I recently had conversations with two first-time authors, and I feel very hopeful about both of them. Whether the publisher I work for pursues them or some other publisher, I’m quite certain these authors will be offered contracts. And as long as the publisher doesn’t overpay, chances are good these books will be successful for everyone involved.
The authors with whom I normally interact have multiple published books already in the marketplace. Not so with these two authors. Knowing many readers of this blog are in the same position, I thought I would pause long enough to share the three reasons I’m so hopeful about these writers and their book projects.
Steadily Growing Audiences
Over the years both of these authors have worked hard to develop an audience. One of them has done so in the context of a full-time job, which is to say the job itself helped her develop an audience. The other did so “on the side,” as it were, but this “on the side” platform has grown steadily over the years.

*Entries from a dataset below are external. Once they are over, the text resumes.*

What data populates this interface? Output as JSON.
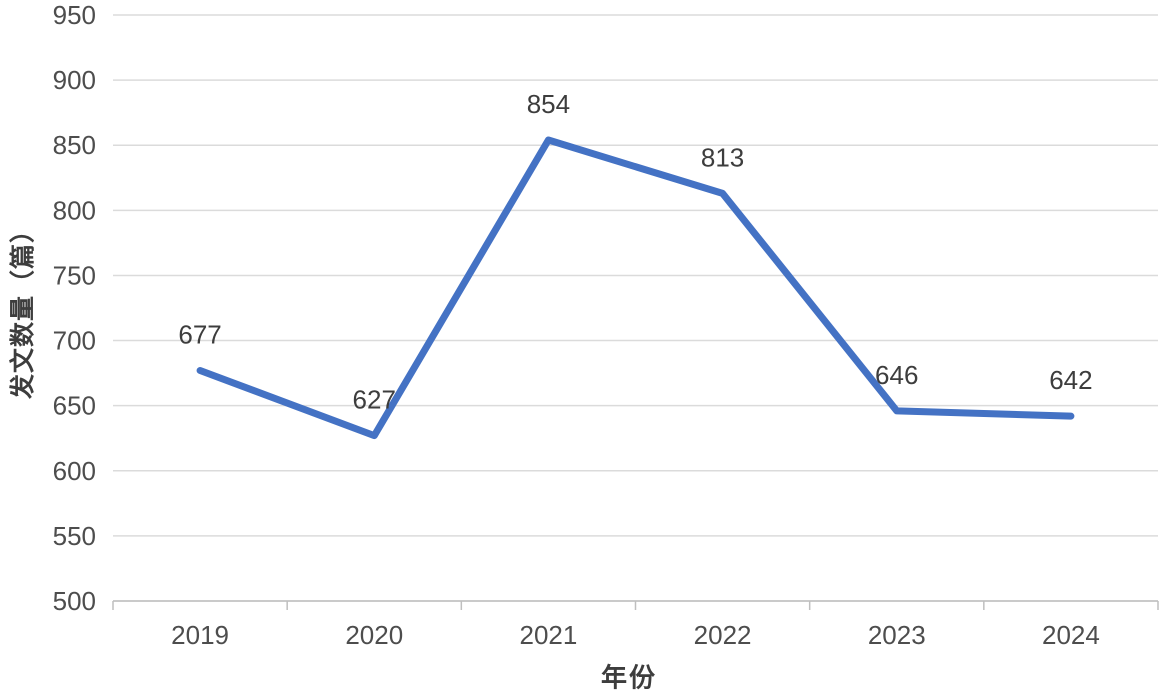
{
  "chart_data": {
    "type": "line",
    "title": "",
    "xlabel": "年份",
    "ylabel": "发文数量（篇）",
    "categories": [
      "2019",
      "2020",
      "2021",
      "2022",
      "2023",
      "2024"
    ],
    "series": [
      {
        "name": "发文数量",
        "values": [
          677,
          627,
          854,
          813,
          646,
          642
        ]
      }
    ],
    "data_labels": true,
    "ylim": [
      500,
      950
    ],
    "ytick_step": 50,
    "grid": true,
    "legend_position": "none",
    "colors": {
      "line": "#4472C4",
      "gridline": "#DBDBDB",
      "axis_line": "#BFBFBF",
      "tick_text": "#4d4d4d",
      "data_label_text": "#3d3d3d",
      "background": "#FFFFFF"
    }
  }
}
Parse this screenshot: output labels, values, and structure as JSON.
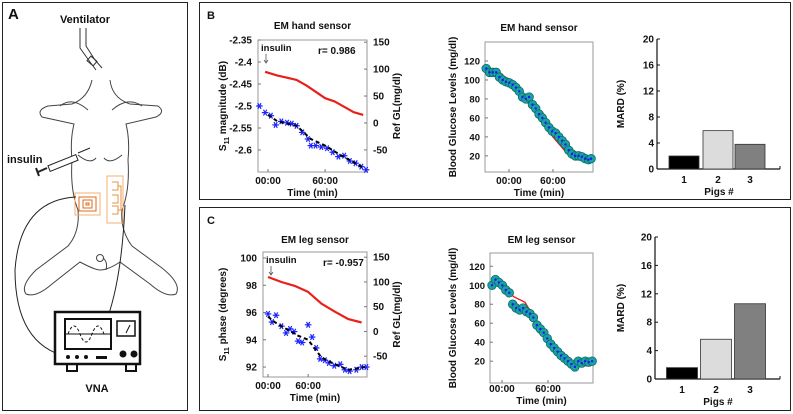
{
  "panels": {
    "a": "A",
    "b": "B",
    "c": "C"
  },
  "panel_a": {
    "ventilator": "Ventilator",
    "insulin": "insulin",
    "vna": "VNA"
  },
  "chart_data": [
    {
      "id": "b1",
      "type": "line",
      "title": "EM hand sensor",
      "xlabel": "Time (min)",
      "ylabel_parts": [
        "S",
        "11",
        " magnitude (dB)"
      ],
      "ylabel_right": "Ref GL(mg/dl)",
      "annotation": "insulin",
      "r_label": "r= 0.986",
      "xlim": [
        -10.5,
        104
      ],
      "ylim": [
        -2.65,
        -2.35
      ],
      "ylim_right": [
        -91,
        154
      ],
      "xticks": [
        {
          "v": 0,
          "label": "00:00"
        },
        {
          "v": 60,
          "label": "60:00"
        }
      ],
      "yticks": [
        "-2.35",
        "-2.4",
        "-2.45",
        "-2.5",
        "-2.55",
        "-2.6"
      ],
      "yticks_right": [
        "150",
        "100",
        "50",
        "0",
        "-50"
      ],
      "series": [
        {
          "name": "Ref GL",
          "axis": "right",
          "style": "red-line",
          "color": "#e8201a",
          "points": [
            [
              -3,
              95
            ],
            [
              10,
              88
            ],
            [
              20,
              84
            ],
            [
              30,
              80
            ],
            [
              40,
              70
            ],
            [
              50,
              58
            ],
            [
              60,
              46
            ],
            [
              70,
              40
            ],
            [
              80,
              30
            ],
            [
              90,
              20
            ],
            [
              100,
              15
            ]
          ]
        },
        {
          "name": "S11 magnitude",
          "axis": "left",
          "style": "blue-stars",
          "color": "#1a22ff",
          "points": [
            [
              -9,
              -2.5
            ],
            [
              -3,
              -2.515
            ],
            [
              3,
              -2.522
            ],
            [
              8,
              -2.543
            ],
            [
              14,
              -2.535
            ],
            [
              20,
              -2.538
            ],
            [
              25,
              -2.54
            ],
            [
              30,
              -2.545
            ],
            [
              36,
              -2.56
            ],
            [
              42,
              -2.575
            ],
            [
              45,
              -2.59
            ],
            [
              50,
              -2.59
            ],
            [
              56,
              -2.593
            ],
            [
              62,
              -2.596
            ],
            [
              68,
              -2.605
            ],
            [
              74,
              -2.615
            ],
            [
              80,
              -2.613
            ],
            [
              86,
              -2.625
            ],
            [
              92,
              -2.63
            ],
            [
              98,
              -2.638
            ],
            [
              103,
              -2.645
            ]
          ]
        },
        {
          "name": "Fit",
          "axis": "left",
          "style": "black-dash",
          "color": "#000000",
          "points": [
            [
              0,
              -2.52
            ],
            [
              10,
              -2.535
            ],
            [
              30,
              -2.545
            ],
            [
              45,
              -2.575
            ],
            [
              60,
              -2.59
            ],
            [
              75,
              -2.61
            ],
            [
              100,
              -2.64
            ]
          ]
        }
      ]
    },
    {
      "id": "b2",
      "type": "scatter",
      "title": "EM hand sensor",
      "xlabel": "Time (min)",
      "ylabel": "Blood Glucose Levels (mg/dl)",
      "xlim": [
        -32.7,
        114.6
      ],
      "ylim": [
        3,
        140
      ],
      "xticks": [
        {
          "v": 0,
          "label": "00:00"
        },
        {
          "v": 60,
          "label": "60:00"
        }
      ],
      "yticks": [
        120,
        100,
        80,
        60,
        40,
        20
      ],
      "ref_line": {
        "color": "#e8201a",
        "points": [
          [
            -25,
            108
          ],
          [
            0,
            96
          ],
          [
            20,
            82
          ],
          [
            60,
            40
          ],
          [
            80,
            22
          ],
          [
            112,
            16
          ]
        ]
      },
      "points_x": [
        -31,
        -26.5,
        -22,
        -17.5,
        -13,
        -8.5,
        -4,
        0.5,
        5,
        9.5,
        14,
        18.5,
        23,
        27.5,
        32,
        36.5,
        41,
        45.5,
        50,
        54.5,
        59,
        63.5,
        68,
        72.5,
        77,
        81.5,
        86,
        90.5,
        95,
        99.5,
        104,
        108.5,
        112
      ],
      "points_y": [
        112,
        108,
        108,
        108,
        103,
        100,
        98,
        97,
        95,
        92,
        88,
        82,
        80,
        82,
        74,
        70,
        64,
        60,
        55,
        50,
        46,
        44,
        40,
        36,
        32,
        26,
        22,
        20,
        20,
        19,
        17,
        16,
        17
      ],
      "marker_color": "#1aa3a3",
      "dot_color": "#1515ff"
    },
    {
      "id": "b3",
      "type": "bar",
      "xlabel": "Pigs #",
      "ylabel": "MARD (%)",
      "categories": [
        "1",
        "2",
        "3"
      ],
      "values": [
        2.0,
        5.9,
        3.8
      ],
      "colors": [
        "#000000",
        "#dcdcdc",
        "#808080"
      ],
      "ylim": [
        0,
        20
      ],
      "yticks": [
        0,
        4,
        8,
        12,
        16,
        20
      ]
    },
    {
      "id": "c1",
      "type": "line",
      "title": "EM leg sensor",
      "xlabel": "Time (min)",
      "ylabel_parts": [
        "S",
        "11",
        " phase (degrees)"
      ],
      "ylabel_right": "Ref GL(mg/dl)",
      "annotation": "insulin",
      "r_label": "r= -0.957",
      "xlim": [
        -7.5,
        148
      ],
      "ylim": [
        91.27,
        100.44
      ],
      "ylim_right": [
        -92,
        160.5
      ],
      "xticks": [
        {
          "v": 0,
          "label": "00:00"
        },
        {
          "v": 60,
          "label": "60:00"
        }
      ],
      "yticks": [
        "100",
        "98",
        "96",
        "94",
        "92"
      ],
      "yticks_right": [
        "150",
        "100",
        "50",
        "0",
        "-50"
      ],
      "series": [
        {
          "name": "Ref GL",
          "axis": "right",
          "style": "red-line",
          "color": "#e8201a",
          "points": [
            [
              0,
              110
            ],
            [
              20,
              100
            ],
            [
              40,
              92
            ],
            [
              60,
              80
            ],
            [
              80,
              56
            ],
            [
              100,
              40
            ],
            [
              120,
              25
            ],
            [
              140,
              18
            ]
          ]
        },
        {
          "name": "S11 phase",
          "axis": "left",
          "style": "blue-stars",
          "color": "#1a22ff",
          "points": [
            [
              0,
              95.9
            ],
            [
              6,
              95.3
            ],
            [
              12,
              95.8
            ],
            [
              20,
              95.0
            ],
            [
              27,
              94.5
            ],
            [
              33,
              94.8
            ],
            [
              39,
              94.6
            ],
            [
              45,
              93.9
            ],
            [
              51,
              93.8
            ],
            [
              60,
              95.1
            ],
            [
              66,
              94.2
            ],
            [
              72,
              93.4
            ],
            [
              78,
              92.6
            ],
            [
              85,
              92.5
            ],
            [
              91,
              92.3
            ],
            [
              99,
              92.1
            ],
            [
              108,
              92.2
            ],
            [
              115,
              91.8
            ],
            [
              122,
              91.7
            ],
            [
              132,
              91.8
            ],
            [
              140,
              92.0
            ],
            [
              147,
              92.0
            ]
          ]
        },
        {
          "name": "Fit",
          "axis": "left",
          "style": "black-dash",
          "color": "#000000",
          "points": [
            [
              0,
              95.7
            ],
            [
              10,
              95.3
            ],
            [
              20,
              95.0
            ],
            [
              45,
              94.3
            ],
            [
              60,
              94.0
            ],
            [
              80,
              92.7
            ],
            [
              100,
              92.2
            ],
            [
              120,
              91.8
            ],
            [
              145,
              92.0
            ]
          ]
        }
      ]
    },
    {
      "id": "c2",
      "type": "scatter",
      "title": "EM leg sensor",
      "xlabel": "Time (min)",
      "ylabel": "Blood Glucose Levels (mg/dl)",
      "xlim": [
        -15.6,
        118.6
      ],
      "ylim": [
        -3,
        134
      ],
      "xticks": [
        {
          "v": 0,
          "label": "00:00"
        },
        {
          "v": 60,
          "label": "60:00"
        }
      ],
      "yticks": [
        120,
        100,
        80,
        60,
        40,
        20
      ],
      "ref_line": {
        "color": "#e8201a",
        "points": [
          [
            -10,
            110
          ],
          [
            15,
            88
          ],
          [
            30,
            82
          ],
          [
            50,
            55
          ],
          [
            75,
            32
          ],
          [
            95,
            18
          ],
          [
            110,
            15
          ],
          [
            118,
            17
          ]
        ]
      },
      "points_x": [
        -13,
        -8.5,
        -4,
        0.5,
        5,
        9.5,
        14,
        18.5,
        23,
        27.5,
        32,
        36.5,
        41,
        45.5,
        50,
        54.5,
        59,
        63.5,
        68,
        72.5,
        77,
        81.5,
        86,
        90.5,
        95,
        99.5,
        104,
        108.5,
        113,
        117.5
      ],
      "points_y": [
        100,
        106,
        103,
        100,
        95,
        92,
        80,
        76,
        74,
        76,
        72,
        70,
        66,
        58,
        54,
        50,
        44,
        38,
        34,
        30,
        26,
        23,
        20,
        17,
        14,
        20,
        18,
        20,
        19,
        20
      ],
      "marker_color": "#1aa3a3",
      "dot_color": "#1515ff"
    },
    {
      "id": "c3",
      "type": "bar",
      "xlabel": "Pigs #",
      "ylabel": "MARD (%)",
      "categories": [
        "1",
        "2",
        "3"
      ],
      "values": [
        1.6,
        5.6,
        10.6
      ],
      "colors": [
        "#000000",
        "#dcdcdc",
        "#808080"
      ],
      "ylim": [
        0,
        20
      ],
      "yticks": [
        0,
        4,
        8,
        12,
        16,
        20
      ]
    }
  ]
}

What can you learn from them? The amount of time it takes to build an audience is counted in years. It is the result of steady, consistent interaction with your tribe. Listen to what they need, do your best to help, do that over and over again, and get better at it as you do so.

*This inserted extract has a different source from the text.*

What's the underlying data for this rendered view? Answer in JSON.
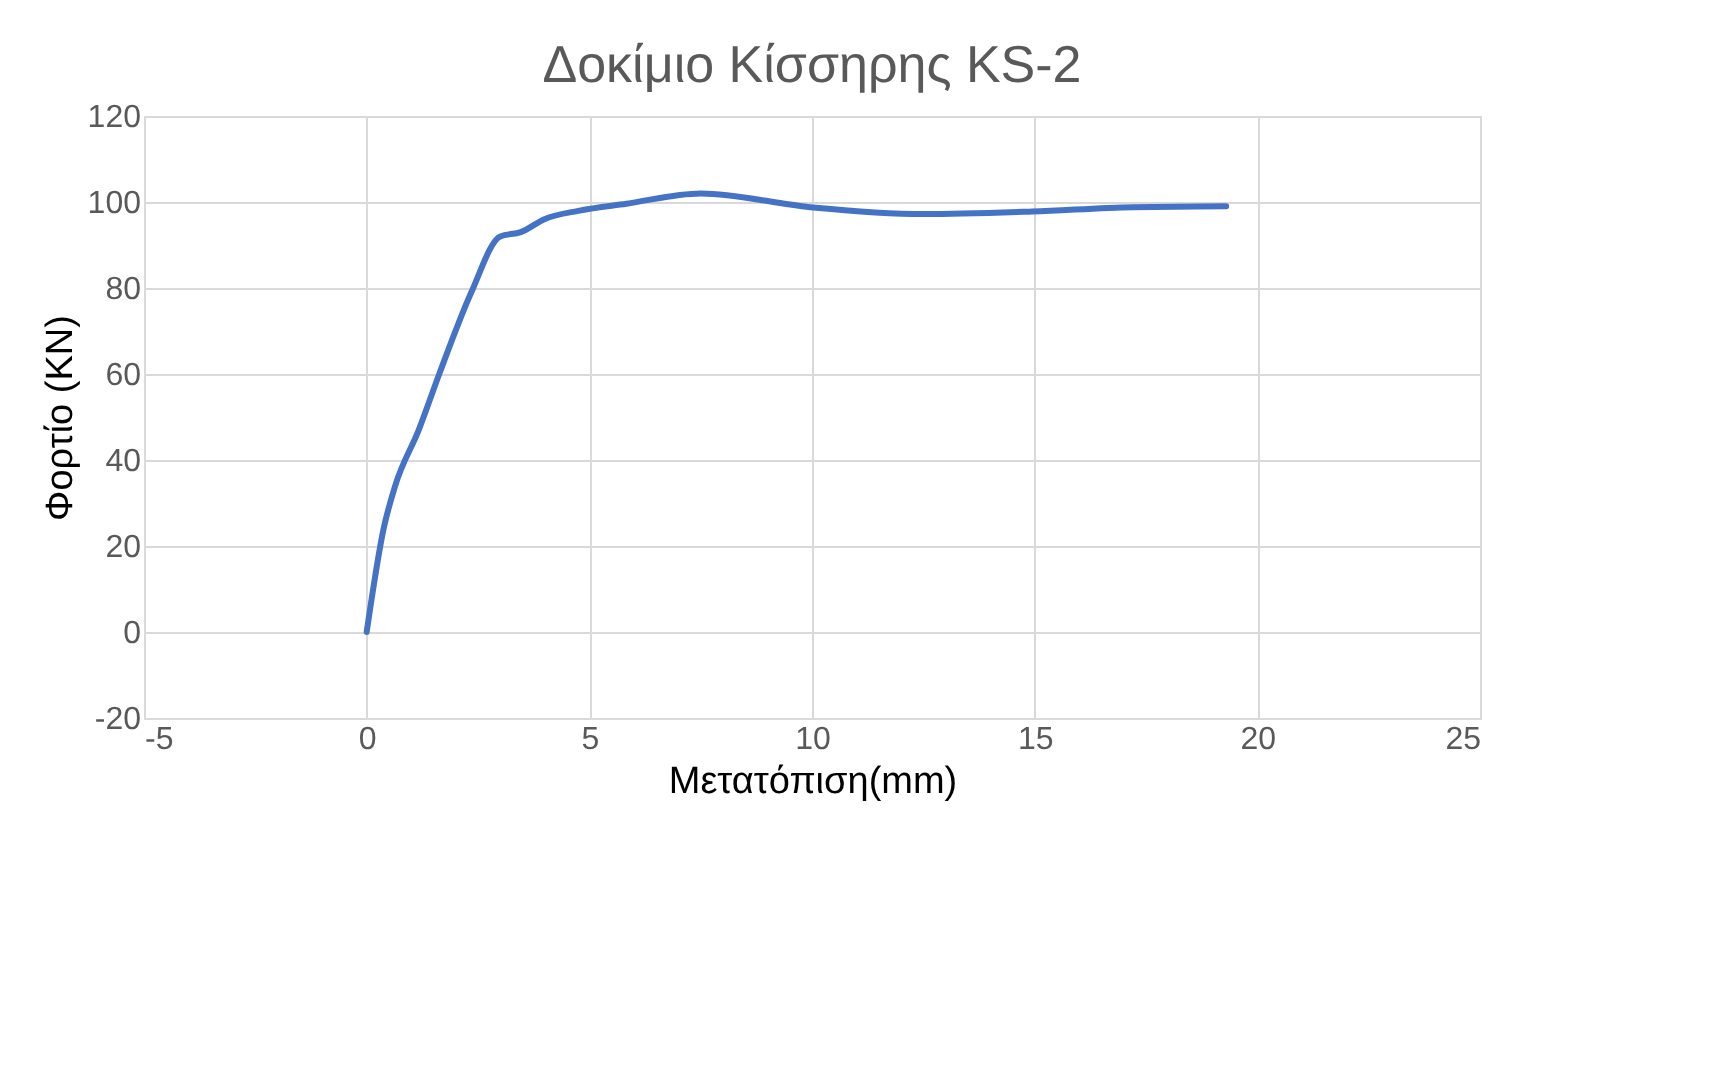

It takes time, but you can work smarter not harder by following and applying the advice of people who’ve “been there, done that” already. People like Michael Hyatt, Bryan Harris, Ray Edwards, and Jeff Goins come to mind.
Incidentally, Jeff Goins just opened registration (I’m writing this October 24, 2016) for his Tribe Writers course. If you’re trying to build an audience, it’s a great option. To find out more, click here.
Meeting Real Needs
Both of the authors I spoke with shared concepts that meet real needs that real people really have. So often publishers receive proposals for concepts that address imagined needs or needs the author thinks the world should have.

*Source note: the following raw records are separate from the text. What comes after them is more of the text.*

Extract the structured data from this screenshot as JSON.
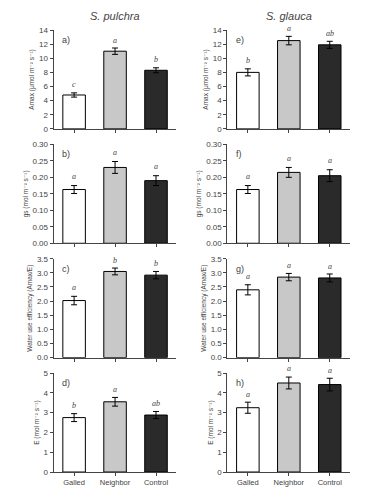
{
  "chart_data": [
    {
      "type": "bar",
      "title": "S. pulchra",
      "ylabel": "Amax (μmol m⁻² s⁻¹)",
      "categories": [
        "Galled",
        "Neighbor",
        "Control"
      ],
      "colors": [
        "white",
        "#c8c8c8",
        "#2a2a2a"
      ],
      "values": [
        4.8,
        11.0,
        8.3
      ],
      "errors": [
        0.3,
        0.45,
        0.35
      ],
      "ylim": [
        0,
        14
      ],
      "yticks": [
        0,
        2,
        4,
        6,
        8,
        10,
        12,
        14
      ],
      "grid": false,
      "tick_labels": "y",
      "annotations": [
        {
          "text": "a)"
        },
        {
          "text": "c",
          "x": "Galled",
          "y": 5.3
        },
        {
          "text": "a",
          "x": "Neighbor",
          "y": 11.65
        },
        {
          "text": "b",
          "x": "Control",
          "y": 8.85
        }
      ]
    },
    {
      "type": "bar",
      "ylabel": "gs (mol m⁻² s⁻¹)",
      "categories": [
        "Galled",
        "Neighbor",
        "Control"
      ],
      "colors": [
        "white",
        "#c8c8c8",
        "#2a2a2a"
      ],
      "values": [
        0.163,
        0.23,
        0.19
      ],
      "errors": [
        0.012,
        0.018,
        0.015
      ],
      "ylim": [
        0,
        0.3
      ],
      "yticks": [
        {
          "value": 0,
          "label": "0.00"
        },
        0.05,
        {
          "value": 0.1,
          "label": "0.10"
        },
        0.15,
        {
          "value": 0.2,
          "label": "0.20"
        },
        0.25,
        {
          "value": 0.3,
          "label": "0.30"
        }
      ],
      "grid": false,
      "tick_labels": "y",
      "annotations": [
        {
          "text": "b)"
        },
        {
          "text": "a",
          "x": "Galled",
          "y": 0.183
        },
        {
          "text": "a",
          "x": "Neighbor",
          "y": 0.257
        },
        {
          "text": "a",
          "x": "Control",
          "y": 0.212
        }
      ]
    },
    {
      "type": "bar",
      "ylabel": "Water use efficiency (Amax/E)",
      "categories": [
        "Galled",
        "Neighbor",
        "Control"
      ],
      "colors": [
        "white",
        "#c8c8c8",
        "#2a2a2a"
      ],
      "values": [
        2.02,
        3.05,
        2.92
      ],
      "errors": [
        0.15,
        0.12,
        0.13
      ],
      "ylim": [
        0,
        3.5
      ],
      "yticks": [
        {
          "value": 0,
          "label": "0.0"
        },
        0.5,
        {
          "value": 1,
          "label": "1.0"
        },
        1.5,
        {
          "value": 2,
          "label": "2.0"
        },
        2.5,
        {
          "value": 3,
          "label": "3.0"
        },
        3.5
      ],
      "grid": false,
      "tick_labels": "y",
      "annotations": [
        {
          "text": "c)"
        },
        {
          "text": "a",
          "x": "Galled",
          "y": 2.24
        },
        {
          "text": "b",
          "x": "Neighbor",
          "y": 3.22
        },
        {
          "text": "b",
          "x": "Control",
          "y": 3.1
        }
      ]
    },
    {
      "type": "bar",
      "ylabel": "E (mol m⁻² s⁻¹)",
      "categories": [
        "Galled",
        "Neighbor",
        "Control"
      ],
      "colors": [
        "white",
        "#c8c8c8",
        "#2a2a2a"
      ],
      "values": [
        2.75,
        3.55,
        2.88
      ],
      "errors": [
        0.2,
        0.22,
        0.18
      ],
      "ylim": [
        0,
        5
      ],
      "yticks": [
        0,
        1,
        2,
        3,
        4,
        5
      ],
      "grid": false,
      "annotations": [
        {
          "text": "d)"
        },
        {
          "text": "b",
          "x": "Galled",
          "y": 3.02
        },
        {
          "text": "a",
          "x": "Neighbor",
          "y": 3.84
        },
        {
          "text": "ab",
          "x": "Control",
          "y": 3.12
        }
      ]
    },
    {
      "type": "bar",
      "title": "S. glauca",
      "ylabel": "Amax (μmol m⁻² s⁻¹)",
      "categories": [
        "Galled",
        "Neighbor",
        "Control"
      ],
      "colors": [
        "white",
        "#c8c8c8",
        "#2a2a2a"
      ],
      "values": [
        8.0,
        12.5,
        11.9
      ],
      "errors": [
        0.5,
        0.6,
        0.5
      ],
      "ylim": [
        0,
        14
      ],
      "yticks": [
        0,
        2,
        4,
        6,
        8,
        10,
        12,
        14
      ],
      "grid": false,
      "tick_labels": "y",
      "annotations": [
        {
          "text": "e)"
        },
        {
          "text": "b",
          "x": "Galled",
          "y": 8.7
        },
        {
          "text": "a",
          "x": "Neighbor",
          "y": 13.3
        },
        {
          "text": "ab",
          "x": "Control",
          "y": 12.6
        }
      ]
    },
    {
      "type": "bar",
      "ylabel": "gs (mol m⁻² s⁻¹)",
      "categories": [
        "Galled",
        "Neighbor",
        "Control"
      ],
      "colors": [
        "white",
        "#c8c8c8",
        "#2a2a2a"
      ],
      "values": [
        0.163,
        0.215,
        0.205
      ],
      "errors": [
        0.012,
        0.015,
        0.018
      ],
      "ylim": [
        0,
        0.3
      ],
      "yticks": [
        {
          "value": 0,
          "label": "0.00"
        },
        0.05,
        {
          "value": 0.1,
          "label": "0.10"
        },
        0.15,
        {
          "value": 0.2,
          "label": "0.20"
        },
        0.25,
        {
          "value": 0.3,
          "label": "0.30"
        }
      ],
      "grid": false,
      "tick_labels": "y",
      "annotations": [
        {
          "text": "f)"
        },
        {
          "text": "a",
          "x": "Galled",
          "y": 0.182
        },
        {
          "text": "a",
          "x": "Neighbor",
          "y": 0.237
        },
        {
          "text": "a",
          "x": "Control",
          "y": 0.231
        }
      ]
    },
    {
      "type": "bar",
      "ylabel": "Water use efficiency (Amax/E)",
      "categories": [
        "Galled",
        "Neighbor",
        "Control"
      ],
      "colors": [
        "white",
        "#c8c8c8",
        "#2a2a2a"
      ],
      "values": [
        2.4,
        2.85,
        2.82
      ],
      "errors": [
        0.18,
        0.13,
        0.14
      ],
      "ylim": [
        0,
        3.5
      ],
      "yticks": [
        {
          "value": 0,
          "label": "0.0"
        },
        0.5,
        {
          "value": 1,
          "label": "1.0"
        },
        1.5,
        {
          "value": 2,
          "label": "2.0"
        },
        2.5,
        {
          "value": 3,
          "label": "3.0"
        },
        3.5
      ],
      "grid": false,
      "tick_labels": "y",
      "annotations": [
        {
          "text": "g)"
        },
        {
          "text": "a",
          "x": "Galled",
          "y": 2.65
        },
        {
          "text": "a",
          "x": "Neighbor",
          "y": 3.02
        },
        {
          "text": "a",
          "x": "Control",
          "y": 3.0
        }
      ]
    },
    {
      "type": "bar",
      "ylabel": "E (mol m⁻² s⁻¹)",
      "categories": [
        "Galled",
        "Neighbor",
        "Control"
      ],
      "colors": [
        "white",
        "#c8c8c8",
        "#2a2a2a"
      ],
      "values": [
        3.25,
        4.5,
        4.42
      ],
      "errors": [
        0.28,
        0.3,
        0.32
      ],
      "ylim": [
        0,
        5
      ],
      "yticks": [
        0,
        1,
        2,
        3,
        4,
        5
      ],
      "grid": false,
      "annotations": [
        {
          "text": "h)"
        },
        {
          "text": "a",
          "x": "Galled",
          "y": 3.6
        },
        {
          "text": "a",
          "x": "Neighbor",
          "y": 4.88
        },
        {
          "text": "a",
          "x": "Control",
          "y": 4.82
        }
      ]
    }
  ]
}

This is important. You may have something to say, and that’s awesome. The key is figuring out how to shape what you have to say so that it engages people where they really are. I love the quote from Frederick Buechner: “The place God calls you to is the place where your deep gladness and the word’s deep hunger meet.”
Sometimes we’re so enamored with finding our voice that we forget to find the world’s hunger. How do you that? Here are some ideas:
- Ask questions.
- Take time to see which of your blog posts are resonating.
- Set up a Facebook group specifically for the purpose of understanding what your audience is looking for.
- Keep your ear to the ground and notice when multiple people express the same anxiety or ask for the same thing.
The Passion Factor
I sensed from both authors a real passion for the projects they were pitching to me. Their passion was not so much for getting published. It was for the message they want to get into the world and for the people they want to serve.
Writers can be like martial artists. The inexperienced martial artist stares at a block of wood and tries to chop it, only to end up bumping the wood and bruising their hand! The veteran martial artist knows that to break the wood, one has to aim beyond it. They know breaking the wood is just a means to an end—not an end in itself.
Getting published is like the block of wood. It’s a means to an end. Getting published is gratifying. It’s awesome to hold your own book in your hands. But this satisfaction is fleeting compared to that of conveying a message that’s burning within you and seeing it reach the people you want to serve.